When AxSpA treatment works (and the doubt returns)
As I sit in the waiting room keenly aware of my young and healthy appearance, I find myself thinking, “Do I really need to be here? Do I really deserve care?” These thoughts grow louder the better my treatment is working.
When my pain is well-managed and I’m able to do everyday tasks with ease, I feel like an impostor most of all. But the truth is that even when things are going well, I still have a real, lifelong chronic illness that deserves acknowledgement and care.
How to quiet the self-doubt
Over the years, I’ve found strategies to help me quiet down my medical impostor syndrome. When the self-doubt encroaches, I imagine one of my best friends telling me that they’re experiencing my exact symptoms: sharp back pain, difficulty walking, crushing fatigue.
I imagine what I would say to them.

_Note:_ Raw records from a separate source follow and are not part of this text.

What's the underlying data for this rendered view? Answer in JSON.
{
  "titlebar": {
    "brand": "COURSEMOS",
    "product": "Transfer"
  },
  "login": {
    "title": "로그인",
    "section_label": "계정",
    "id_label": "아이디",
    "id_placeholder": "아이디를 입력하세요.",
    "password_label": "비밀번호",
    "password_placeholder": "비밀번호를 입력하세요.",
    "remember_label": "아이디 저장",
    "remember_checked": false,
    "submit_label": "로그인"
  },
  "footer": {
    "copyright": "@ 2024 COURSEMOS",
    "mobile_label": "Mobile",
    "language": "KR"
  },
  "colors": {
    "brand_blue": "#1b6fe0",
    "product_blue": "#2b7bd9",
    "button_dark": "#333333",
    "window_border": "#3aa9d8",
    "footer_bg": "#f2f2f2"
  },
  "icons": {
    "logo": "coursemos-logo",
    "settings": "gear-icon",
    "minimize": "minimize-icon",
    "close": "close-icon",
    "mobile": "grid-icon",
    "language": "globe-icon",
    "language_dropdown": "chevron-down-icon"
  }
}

Would I say, “Stop feeling sorry for yourself. You’re overreacting.”? Of course not! I would validate their experiences and emotions, and support them in seeking medical care.
I also find it helpful to remind myself that nobody would choose to sit in a hospital or clinic waiting room for hours just for fun. If someone is in so much pain that they’re willing to go through the hassle of accessing care just to get some relief, their symptoms are absolutely “bad enough.”
If you can relate to the struggle of medical impostor syndrome, remember that no one else is living in your body and no one else can feel what you’re feeling.
We can’t force the world to “believe” us, but we can continue to fight against our own self-doubt, advocate tirelessly, and make things a little easier for the next person.